DeVany: Yes, we’ve got a number of those that we could share. Remote Patient Monitoring helps people with chronic diseases better understand how their daily decisions impact their disease by using devices in the home. I worked with a program that was able to walk through this with patients who have diabetes, and some of the things they watch with their patients are weight gain, blood pressure, and blood sugars. One goal is to understand how decisions patients make about what they eat impacts their health. One of the patient stories that somebody shared with me went like this: nurses were visiting a patient and realized that the patient’s weight had gone outside of their approved range, so they called to check on them and asked what the patient had eaten the previous day. The patient said they had a breakfast and a light lunch, so the nurse asked what they had for lunch. The patient said they had fish. Thinking that this didn’t sound too bad, the nurse asked what kind. “Sardines,” said the patient. Sardines, of course, have a lot of salt, so the nurse asked the patient how many servings they’d had and what the serving size was. The patient said they’d had one serving but couldn’t remember the serving size. The nurse asked the patient to look at the can, and since the patient was at home, they could retrieve it. The nurse then asked the patient to check the nutritional information. “How many servings are in that can?” she asked.
“Four,” said the patient, shocked. The patient then looked at the sodium content and said, “Oh my gosh, I’ve eaten the sodium content for my next week all in one meal!”
They may have never thought to look at the can had they not had that connection with that nurse through that remote patient monitoring program.

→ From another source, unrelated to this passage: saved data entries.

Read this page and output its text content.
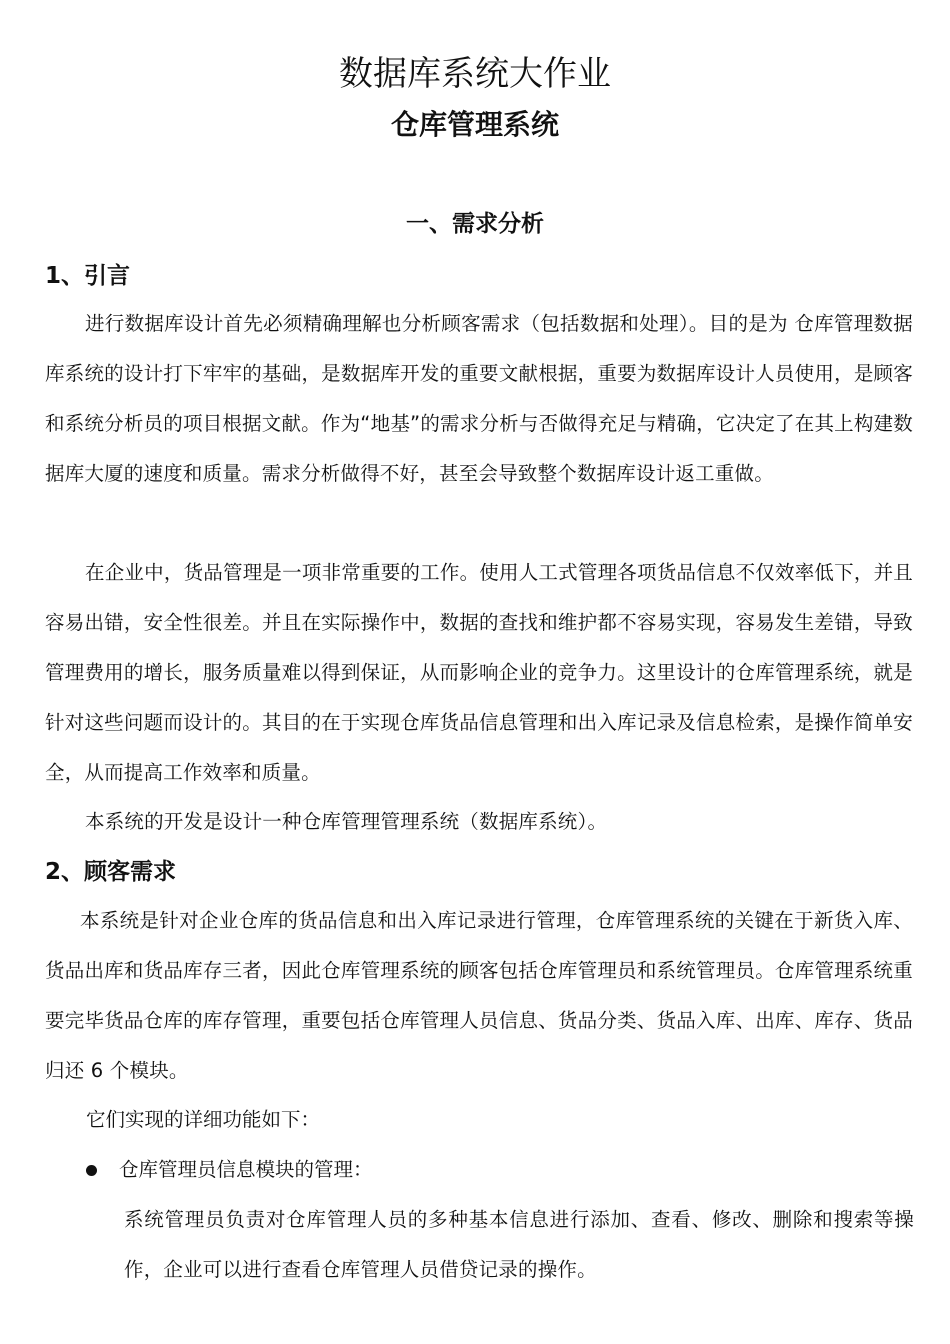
数据库系统大作业
仓库管理系统
一、需求分析
1、引言

进行数据库设计首先必须精确理解也分析顾客需求（包括数据和处理）。目的是为 仓库管理数据库系统的设计打下牢牢的基础，是数据库开发的重要文献根据，重要为数据库设计人员使用，是顾客和系统分析员的项目根据文献。作为“地基”的需求分析与否做得充足与精确，它决定了在其上构建数据库大厦的速度和质量。需求分析做得不好，甚至会导致整个数据库设计返工重做。

在企业中，货品管理是一项非常重要的工作。使用人工式管理各项货品信息不仅效率低下，并且容易出错，安全性很差。并且在实际操作中，数据的查找和维护都不容易实现，容易发生差错，导致管理费用的增长，服务质量难以得到保证，从而影响企业的竞争力。这里设计的仓库管理系统，就是针对这些问题而设计的。其目的在于实现仓库货品信息管理和出入库记录及信息检索，是操作简单安全，从而提高工作效率和质量。

本系统的开发是设计一种仓库管理管理系统（数据库系统）。

2、顾客需求

本系统是针对企业仓库的货品信息和出入库记录进行管理，仓库管理系统的关键在于新货入库、货品出库和货品库存三者，因此仓库管理系统的顾客包括仓库管理员和系统管理员。仓库管理系统重要完毕货品仓库的库存管理，重要包括仓库管理人员信息、货品分类、货品入库、出库、库存、货品归还 6 个模块。

它们实现的详细功能如下：

仓库管理员信息模块的管理：

系统管理员负责对仓库管理人员的多种基本信息进行添加、查看、修改、删除和搜索等操作，企业可以进行查看仓库管理人员借贷记录的操作。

There’s another story I like to talk about because it’s a little funny. One program used a different kind of remote monitoring. They used home sensors that could identify falls, bathroom usage, going in and out of rooms, whether the patients were opening their refrigerator doors enough to be eating, and stuff like that. The activities can’t be seen; when the patient goes into a room, the sensor simply identifies that they’re in the room. The patients all consent to being monitored. In this story, let’s call the patient George. George was elderly, but he was doing great. Over the course of a few days, the nurse noticed that George was spending a lot more time in the bathroom. The nurse asked if George was feeling okay, and he said he felt fine. She monitored for another few weeks and he was still in the bathroom a lot, sometimes for hours. Finally, she said, “George, your increased time in the bathroom is really concerning.”
He burst out laughing and said, “Oh my gosh, I am painting in the bathroom because it’s got the best light!”

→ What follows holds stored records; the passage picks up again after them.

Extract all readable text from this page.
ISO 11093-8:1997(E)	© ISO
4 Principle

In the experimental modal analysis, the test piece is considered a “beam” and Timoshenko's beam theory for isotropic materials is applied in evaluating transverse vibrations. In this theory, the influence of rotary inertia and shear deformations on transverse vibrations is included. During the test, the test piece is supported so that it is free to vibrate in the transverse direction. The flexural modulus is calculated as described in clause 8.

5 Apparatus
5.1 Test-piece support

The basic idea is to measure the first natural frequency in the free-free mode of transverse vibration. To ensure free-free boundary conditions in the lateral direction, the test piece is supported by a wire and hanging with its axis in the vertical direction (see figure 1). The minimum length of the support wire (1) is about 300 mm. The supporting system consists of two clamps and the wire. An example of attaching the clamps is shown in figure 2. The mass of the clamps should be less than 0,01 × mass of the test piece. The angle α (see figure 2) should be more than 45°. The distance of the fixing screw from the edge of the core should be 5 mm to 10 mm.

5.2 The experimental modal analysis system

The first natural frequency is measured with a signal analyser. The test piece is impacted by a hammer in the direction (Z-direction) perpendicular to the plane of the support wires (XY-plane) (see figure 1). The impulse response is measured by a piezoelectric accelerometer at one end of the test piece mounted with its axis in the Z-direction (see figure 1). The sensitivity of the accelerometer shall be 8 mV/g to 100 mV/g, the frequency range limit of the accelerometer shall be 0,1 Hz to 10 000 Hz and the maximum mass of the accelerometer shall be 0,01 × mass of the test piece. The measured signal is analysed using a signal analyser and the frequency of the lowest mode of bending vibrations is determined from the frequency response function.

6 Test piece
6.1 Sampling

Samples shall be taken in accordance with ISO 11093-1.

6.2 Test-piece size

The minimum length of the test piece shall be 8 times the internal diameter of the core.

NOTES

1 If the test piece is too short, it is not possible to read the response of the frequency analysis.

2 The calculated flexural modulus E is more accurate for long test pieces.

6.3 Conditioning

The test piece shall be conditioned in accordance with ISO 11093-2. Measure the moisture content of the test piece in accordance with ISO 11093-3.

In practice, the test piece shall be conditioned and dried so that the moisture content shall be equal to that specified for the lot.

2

He had taken his easel and set it up in the bathroom, so that’s why he was spending so much time in there!
However, he indicated that he was thankful to know that they were watching and really paying attention to what’s going on. He had an increased sense of security and his family did as well.
Rootstalk: Do you think that despite it being through video and not in person, telehealth can lead to even more of a connection between patients and their providers?

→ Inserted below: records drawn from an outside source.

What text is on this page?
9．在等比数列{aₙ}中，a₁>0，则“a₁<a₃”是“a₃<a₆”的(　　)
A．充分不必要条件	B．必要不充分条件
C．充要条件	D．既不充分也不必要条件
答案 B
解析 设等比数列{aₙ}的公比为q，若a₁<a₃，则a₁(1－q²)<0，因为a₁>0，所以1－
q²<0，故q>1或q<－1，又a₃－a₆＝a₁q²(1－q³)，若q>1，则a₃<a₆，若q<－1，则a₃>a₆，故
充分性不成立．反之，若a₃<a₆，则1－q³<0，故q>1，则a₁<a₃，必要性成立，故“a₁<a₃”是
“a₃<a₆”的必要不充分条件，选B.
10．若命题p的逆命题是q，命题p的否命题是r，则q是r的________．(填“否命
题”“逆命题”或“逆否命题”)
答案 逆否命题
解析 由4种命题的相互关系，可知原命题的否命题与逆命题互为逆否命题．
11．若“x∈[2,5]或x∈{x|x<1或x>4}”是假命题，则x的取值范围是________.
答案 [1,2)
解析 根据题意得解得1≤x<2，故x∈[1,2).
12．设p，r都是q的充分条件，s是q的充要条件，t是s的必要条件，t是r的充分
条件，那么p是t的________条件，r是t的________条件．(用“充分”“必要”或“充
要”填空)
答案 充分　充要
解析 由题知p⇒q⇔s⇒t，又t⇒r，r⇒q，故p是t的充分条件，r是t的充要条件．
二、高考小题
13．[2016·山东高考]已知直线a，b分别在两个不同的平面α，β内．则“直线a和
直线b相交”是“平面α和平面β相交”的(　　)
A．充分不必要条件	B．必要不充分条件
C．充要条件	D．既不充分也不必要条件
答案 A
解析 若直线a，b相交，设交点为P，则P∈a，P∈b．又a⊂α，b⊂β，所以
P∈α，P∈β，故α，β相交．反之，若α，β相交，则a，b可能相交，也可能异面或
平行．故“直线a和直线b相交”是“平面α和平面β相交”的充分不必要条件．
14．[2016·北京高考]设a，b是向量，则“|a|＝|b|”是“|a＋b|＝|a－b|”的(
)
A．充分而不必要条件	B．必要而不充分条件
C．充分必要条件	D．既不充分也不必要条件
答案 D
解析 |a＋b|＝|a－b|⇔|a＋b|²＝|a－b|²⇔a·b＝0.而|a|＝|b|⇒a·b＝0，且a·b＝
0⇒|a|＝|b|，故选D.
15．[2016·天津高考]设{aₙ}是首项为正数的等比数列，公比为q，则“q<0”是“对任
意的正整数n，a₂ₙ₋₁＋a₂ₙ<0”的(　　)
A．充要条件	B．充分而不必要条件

DeVany: I do. Whether it be from an audio and video connection, remote monitoring, improving the education of patients around their disease, or just maintaining regular communications, it has become an expectation from patients now. They understand what the technology can do. They’ve likely used it these last 6-9 months and they’re not going to let it go away. They understand the convenience, certainly, but also its value to them as a patient, and I believe the providers have understood the value as well. So yes, I think it will continue to be an important part of the healthcare picture going forward.